In the 18th century, the intellectual Gaspar Melchor de Jovellanos was conscious of the historical and cultural value of what he termed "our language" and expressed the urgency for the compilation of a dictionary and a grammar, and for the creation of a language academy. It took more than a century for the efforts of Asturian politicians to turn this into a reality.

The first Asturian narrative work printed independently was the 1875 novel Viaxe del tío Pacho el Sordo a Uviedo by Enriqueta González Rubín.'

==Scholars==
Other important writers were Francisco Bernaldo de Quirós Benavides, Xosefa Xovellanos, Xuan González Villar y Fuertes, Xosé Caveda y Nava, Xuan María Acebal, Teodoro Cuesta, Xosé Benigno García González, Marcos del Torniello, Bernardo Acevedo y Huelves, Pín de Pría, Galo Fernández, and Fernán Coronas.

In 1974, a symbolic year, a movement for the acceptance and usage of the language surfaced once again in Asturias.
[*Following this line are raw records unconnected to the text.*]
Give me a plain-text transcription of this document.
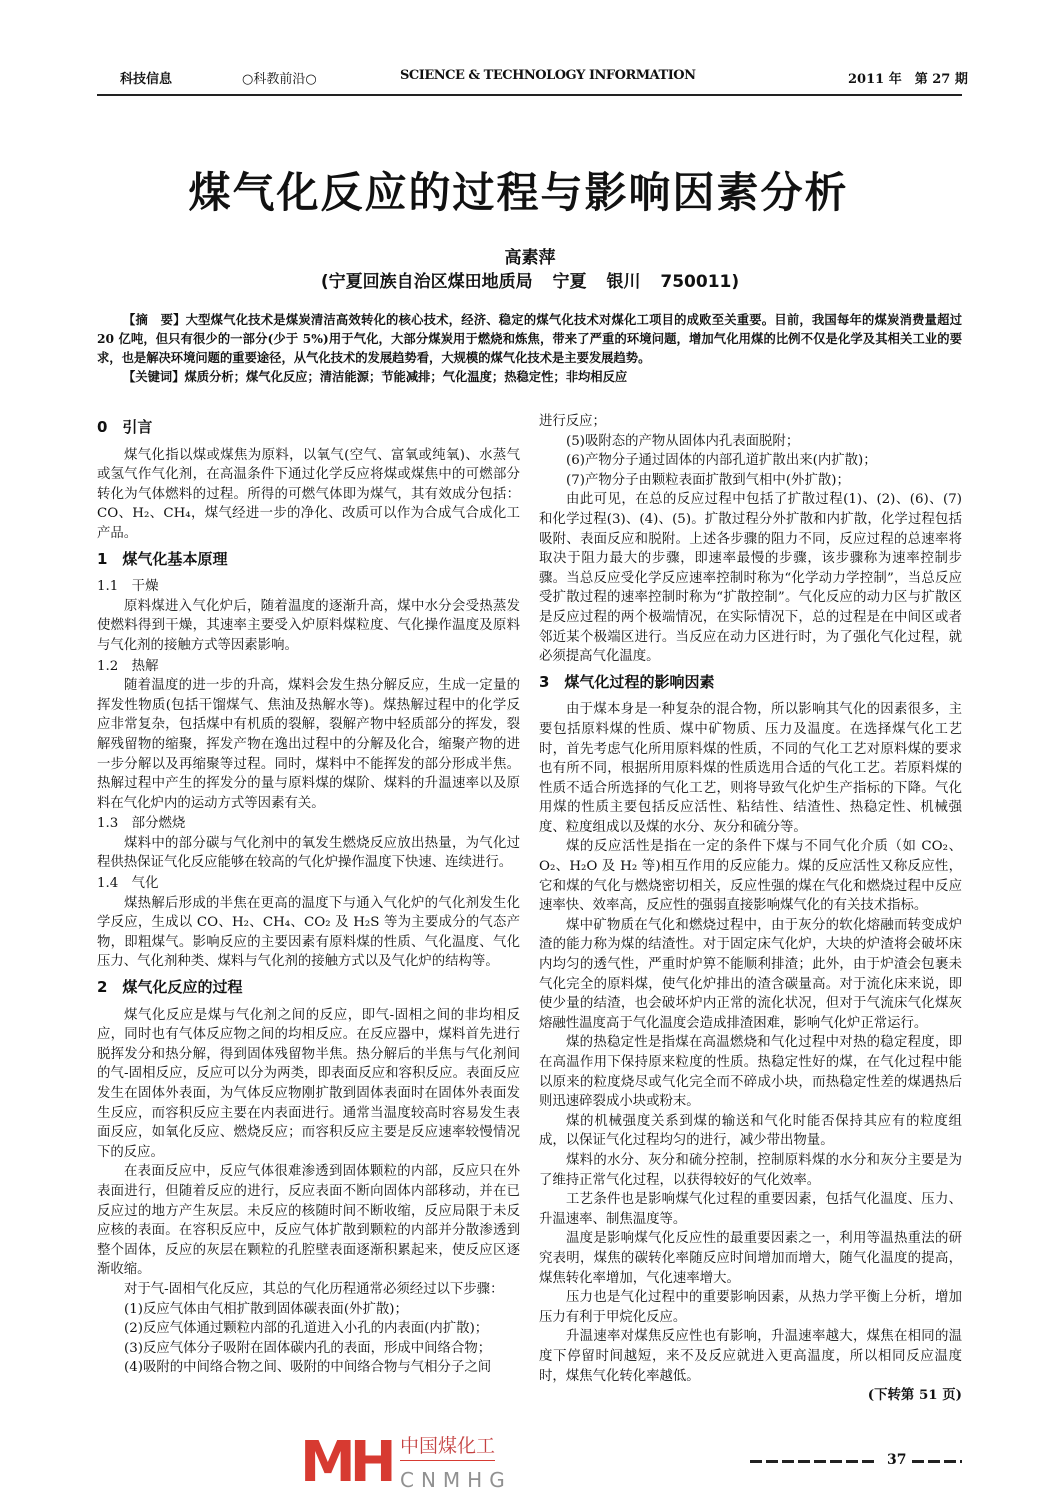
科技信息	○科教前沿○	SCIENCE & TECHNOLOGY INFORMATION	2011 年　第 27 期
煤气化反应的过程与影响因素分析
高素萍
(宁夏回族自治区煤田地质局 宁夏 银川 750011)

【摘　要】大型煤气化技术是煤炭清洁高效转化的核心技术，经济、稳定的煤气化技术对煤化工项目的成败至关重要。目前，我国每年的煤炭消费量超过 20 亿吨，但只有很少的一部分(少于 5%)用于气化，大部分煤炭用于燃烧和炼焦，带来了严重的环境问题，增加气化用煤的比例不仅是化学及其相关工业的要求，也是解决环境问题的重要途径，从气化技术的发展趋势看，大规模的煤气化技术是主要发展趋势。

【关键词】煤质分析；煤气化反应；清洁能源；节能减排；气化温度；热稳定性；非均相反应

0　引言

煤气化指以煤或煤焦为原料，以氧气(空气、富氧或纯氧)、水蒸气或氢气作气化剂，在高温条件下通过化学反应将煤或煤焦中的可燃部分转化为气体燃料的过程。所得的可燃气体即为煤气，其有效成分包括：CO、H₂、CH₄，煤气经进一步的净化、改质可以作为合成气合成化工产品。

1　煤气化基本原理
1.1　干燥

原料煤进入气化炉后，随着温度的逐渐升高，煤中水分会受热蒸发使燃料得到干燥，其速率主要受入炉原料煤粒度、气化操作温度及原料与气化剂的接触方式等因素影响。

1.2　热解

随着温度的进一步的升高，煤料会发生热分解反应，生成一定量的挥发性物质(包括干馏煤气、焦油及热解水等)。煤热解过程中的化学反应非常复杂，包括煤中有机质的裂解，裂解产物中轻质部分的挥发，裂解残留物的缩聚，挥发产物在逸出过程中的分解及化合，缩聚产物的进一步分解以及再缩聚等过程。同时，煤料中不能挥发的部分形成半焦。热解过程中产生的挥发分的量与原料煤的煤阶、煤料的升温速率以及原料在气化炉内的运动方式等因素有关。

1.3　部分燃烧

煤料中的部分碳与气化剂中的氧发生燃烧反应放出热量，为气化过程供热保证气化反应能够在较高的气化炉操作温度下快速、连续进行。

1.4　气化

煤热解后形成的半焦在更高的温度下与通入气化炉的气化剂发生化学反应，生成以 CO、H₂、CH₄、CO₂ 及 H₂S 等为主要成分的气态产物，即粗煤气。影响反应的主要因素有原料煤的性质、气化温度、气化压力、气化剂种类、煤料与气化剂的接触方式以及气化炉的结构等。

2　煤气化反应的过程

煤气化反应是煤与气化剂之间的反应，即气-固相之间的非均相反应，同时也有气体反应物之间的均相反应。在反应器中，煤料首先进行脱挥发分和热分解，得到固体残留物半焦。热分解后的半焦与气化剂间的气-固相反应，反应可以分为两类，即表面反应和容积反应。表面反应发生在固体外表面，为气体反应物刚扩散到固体表面时在固体外表面发生反应，而容积反应主要在内表面进行。通常当温度较高时容易发生表面反应，如氧化反应、燃烧反应；而容积反应主要是反应速率较慢情况下的反应。

在表面反应中，反应气体很难渗透到固体颗粒的内部，反应只在外表面进行，但随着反应的进行，反应表面不断向固体内部移动，并在已反应过的地方产生灰层。未反应的核随时间不断收缩，反应局限于未反应核的表面。在容积反应中，反应气体扩散到颗粒的内部并分散渗透到整个固体，反应的灰层在颗粒的孔腔壁表面逐渐积累起来，使反应区逐渐收缩。

对于气-固相气化反应，其总的气化历程通常必须经过以下步骤：

(1)反应气体由气相扩散到固体碳表面(外扩散)；

(2)反应气体通过颗粒内部的孔道进入小孔的内表面(内扩散)；

(3)反应气体分子吸附在固体碳内孔的表面，形成中间络合物；

(4)吸附的中间络合物之间、吸附的中间络合物与气相分子之间

进行反应；

(5)吸附态的产物从固体内孔表面脱附；

(6)产物分子通过固体的内部孔道扩散出来(内扩散)；

(7)产物分子由颗粒表面扩散到气相中(外扩散)；

由此可见，在总的反应过程中包括了扩散过程(1)、(2)、(6)、(7)和化学过程(3)、(4)、(5)。扩散过程分外扩散和内扩散，化学过程包括吸附、表面反应和脱附。上述各步骤的阻力不同，反应过程的总速率将取决于阻力最大的步骤，即速率最慢的步骤，该步骤称为速率控制步骤。当总反应受化学反应速率控制时称为“化学动力学控制”，当总反应受扩散过程的速率控制时称为“扩散控制”。气化反应的动力区与扩散区是反应过程的两个极端情况，在实际情况下，总的过程是在中间区或者邻近某个极端区进行。当反应在动力区进行时，为了强化气化过程，就必须提高气化温度。

3　煤气化过程的影响因素

由于煤本身是一种复杂的混合物，所以影响其气化的因素很多，主要包括原料煤的性质、煤中矿物质、压力及温度。在选择煤气化工艺时，首先考虑气化所用原料煤的性质，不同的气化工艺对原料煤的要求也有所不同，根据所用原料煤的性质选用合适的气化工艺。若原料煤的性质不适合所选择的气化工艺，则将导致气化炉生产指标的下降。气化用煤的性质主要包括反应活性、粘结性、结渣性、热稳定性、机械强度、粒度组成以及煤的水分、灰分和硫分等。

煤的反应活性是指在一定的条件下煤与不同气化介质（如 CO₂、O₂、H₂O 及 H₂ 等)相互作用的反应能力。煤的反应活性又称反应性，它和煤的气化与燃烧密切相关，反应性强的煤在气化和燃烧过程中反应速率快、效率高，反应性的强弱直接影响煤气化的有关技术指标。

煤中矿物质在气化和燃烧过程中，由于灰分的软化熔融而转变成炉渣的能力称为煤的结渣性。对于固定床气化炉，大块的炉渣将会破坏床内均匀的透气性，严重时炉箅不能顺利排渣；此外，由于炉渣会包裹未气化完全的原料煤，使气化炉排出的渣含碳量高。对于流化床来说，即使少量的结渣，也会破坏炉内正常的流化状况，但对于气流床气化煤灰熔融性温度高于气化温度会造成排渣困难，影响气化炉正常运行。

煤的热稳定性是指煤在高温燃烧和气化过程中对热的稳定程度，即在高温作用下保持原来粒度的性质。热稳定性好的煤，在气化过程中能以原来的粒度烧尽或气化完全而不碎成小块，而热稳定性差的煤遇热后则迅速碎裂成小块或粉末。

煤的机械强度关系到煤的输送和气化时能否保持其应有的粒度组成，以保证气化过程均匀的进行，减少带出物量。

煤料的水分、灰分和硫分控制，控制原料煤的水分和灰分主要是为了维持正常气化过程，以获得较好的气化效率。

工艺条件也是影响煤气化过程的重要因素，包括气化温度、压力、升温速率、制焦温度等。

温度是影响煤气化反应性的最重要因素之一，利用等温热重法的研究表明，煤焦的碳转化率随反应时间增加而增大，随气化温度的提高，煤焦转化率增加，气化速率增大。

压力也是气化过程中的重要影响因素，从热力学平衡上分析，增加压力有利于甲烷化反应。

升温速率对煤焦反应性也有影响，升温速率越大，煤焦在相同的温度下停留时间越短，来不及反应就进入更高温度，所以相同反应温度时，煤焦气化转化率越低。

(下转第 51 页)

MH 中国煤化工
CNMHG
37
Based on the ideas of the Asturn association named Conceyu Bable regarding Asturian language and culture, an argument was devised for the acceptance and modernization of the language that led to the development of an official institution for establishing Asturian language norms. In 1980 the Academy of the Asturian Language was created with the approval of the Regional Council of Asturias (the transitory government body of Asturias).

Besides this, there was unprecedented literary activity, a production that breaks away from the system of subordination, of costumbrism and gender limitation, el Surdimientu (the Awakening). Authors such as Manuel Asur (Cancios y poemes pa un riscar), Xuan Bello (El llibru vieyu), Adolfo Camilo Díaz (Añada pa un güeyu muertu), Pablo Antón Marín Estrada (Les hores), Xandru Fernández (Les ruines), Lourdes Álvarez, Martín López-Vega, Miguel Rojo, Lluis Antón González and dozens more appeared, amongst others who wrote in the language of these territories in line with contemporary trends and guidelines, breaking away from the Asturian-Leonese tradition of rural themes, moral messages and dialogue-style writing, to put Asturian language literature on the map.

Nowadays the Asturian language is a living reality within the territory of Asturias, with about 150 annual publications, while small communities speaking Asturian can also be found in areas not administratively in the Principality.